Indranil Pan, chief economist at YES Bank, said $15-45 billion may be a reasonable estimate of inflows, almost enough to close the anticipated BoP gap for FY27. Separate commentary in the report said some forecasts expect $10-50 billion of inflows, and one view suggested the measures could draw a minimum of $10 billion over the next four months, with upside if banks leverage FCNR flows well.
Key measures and timelines at a glance
Market impact: what changes for bonds, flows, and participation
For the government bond market, the package combines tax relief with a broader FAR eligible set and fewer investment constraints under the general route. That mix directly targets foreign demand for G-secs by improving post-tax returns and expanding investible long-tenor supply.
For banks, the FCNR(B) window lowers the cost of mobilising foreign currency deposits by shifting hedging costs to the RBI for eligible tenors. This can influence the pricing banks offer for FCNR(B) deposits, and the report referenced discussion that attractive rates could be offered given the hedging support.
For corporates and public sector borrowers, the concessional swap facility aims to make external borrowing more viable within a defined window. Alongside these steps, the broader effort to strengthen the BoP includes the proposal to speed up export proceeds realisation.
Why the package matters for FY27
The measures are framed as an attempt to cover a projected BoP gap of about $10-50 billion in FY27, with multiple estimates suggesting potential inflows in the $15-50 billion range. The package also arrives in a backdrop where oil price assumptions, current account deficit estimates, and geopolitical risk can influence external financing needs.

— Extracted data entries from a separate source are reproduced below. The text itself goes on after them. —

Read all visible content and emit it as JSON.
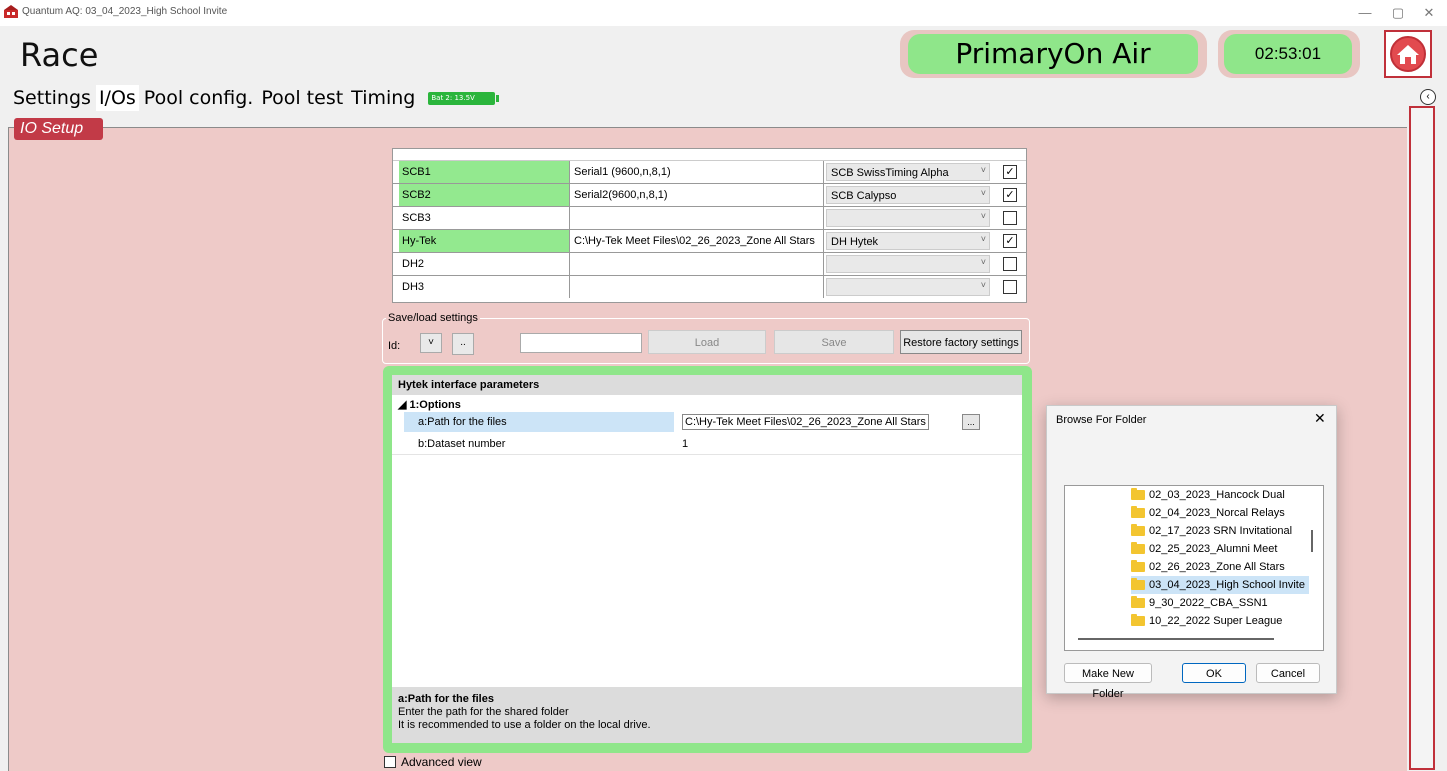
{
  "window": {
    "title": "Quantum AQ: 03_04_2023_High School Invite",
    "controls": {
      "minimize": "—",
      "maximize": "▢",
      "close": "✕"
    }
  },
  "header": {
    "title": "Race",
    "status": "PrimaryOn Air",
    "clock": "02:53:01"
  },
  "tabs": [
    {
      "label": "Settings",
      "active": false
    },
    {
      "label": "I/Os",
      "active": true
    },
    {
      "label": "Pool config.",
      "active": false
    },
    {
      "label": "Pool test",
      "active": false
    },
    {
      "label": "Timing",
      "active": false
    }
  ],
  "battery": {
    "label": "Bat 2: 13.5V"
  },
  "section": {
    "title": "IO Setup"
  },
  "io_rows": [
    {
      "name": "SCB1",
      "port": "Serial1 (9600,n,8,1)",
      "type": "SCB SwissTiming Alpha",
      "checked": true,
      "active": true
    },
    {
      "name": "SCB2",
      "port": "Serial2(9600,n,8,1)",
      "type": "SCB Calypso",
      "checked": true,
      "active": true
    },
    {
      "name": "SCB3",
      "port": "",
      "type": "",
      "checked": false,
      "active": false
    },
    {
      "name": "Hy-Tek",
      "port": "C:\\Hy-Tek Meet Files\\02_26_2023_Zone All Stars",
      "type": "DH Hytek",
      "checked": true,
      "active": true
    },
    {
      "name": "DH2",
      "port": "",
      "type": "",
      "checked": false,
      "active": false
    },
    {
      "name": "DH3",
      "port": "",
      "type": "",
      "checked": false,
      "active": false
    }
  ],
  "save_load": {
    "legend": "Save/load settings",
    "id_label": "Id:",
    "id_dropdown": "˅",
    "browse": "..",
    "load": "Load",
    "save": "Save",
    "restore": "Restore factory settings"
  },
  "hytek": {
    "title": "Hytek interface parameters",
    "category": "1:Options",
    "params": [
      {
        "key": "a:Path for the files",
        "value": "C:\\Hy-Tek Meet Files\\02_26_2023_Zone All Stars",
        "selected": true
      },
      {
        "key": "b:Dataset number",
        "value": "1",
        "selected": false
      }
    ],
    "browse_button": "...",
    "desc_title": "a:Path for the files",
    "desc_line1": "Enter the path for the shared folder",
    "desc_line2": "It is recommended to use a folder on the local drive."
  },
  "advanced_view": {
    "label": "Advanced view",
    "checked": false
  },
  "dialog": {
    "title": "Browse For Folder",
    "close": "✕",
    "folders": [
      {
        "name": "02_03_2023_Hancock Dual",
        "selected": false
      },
      {
        "name": "02_04_2023_Norcal Relays",
        "selected": false
      },
      {
        "name": "02_17_2023 SRN Invitational",
        "selected": false
      },
      {
        "name": "02_25_2023_Alumni Meet",
        "selected": false
      },
      {
        "name": "02_26_2023_Zone All Stars",
        "selected": false
      },
      {
        "name": "03_04_2023_High School Invite",
        "selected": true
      },
      {
        "name": "9_30_2022_CBA_SSN1",
        "selected": false
      },
      {
        "name": "10_22_2022 Super League",
        "selected": false
      }
    ],
    "make_new_folder": "Make New Folder",
    "ok": "OK",
    "cancel": "Cancel"
  },
  "colors": {
    "accent_red": "#c23a47",
    "active_green": "#8fe68a",
    "panel_pink": "#eecac8"
  }
}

The RBI Governor told media that the authorities were not targeting a specific amount, even as external estimates put an upper bound on potential inflows. That distinction matters because actual flows depend on market conditions, pricing, and investor risk appetite, factors economists said are difficult to quantify precisely at this stage.
Conclusion
India’s latest steps combine tax relief for FPIs in G-secs, expanded bond access through FAR, relaxed limits for foreign investors, and time-bound forex and hedging support for ECBs and FCNR(B) deposits. Economists cited in the report expect the combined measures to potentially bridge most of the FY27 BoP gap, with estimates ranging from $15 billion to $10 billion of inflows.
The next datapoints to watch are implementation details, bank mobilisation under the FCNR(B) window, and whether overseas demand rises for newly FAR-eligible longer-tenor G-secs during 2026. Policymakers have also signalled scope for further adjustments if needed to promote exports and attract capital inflows.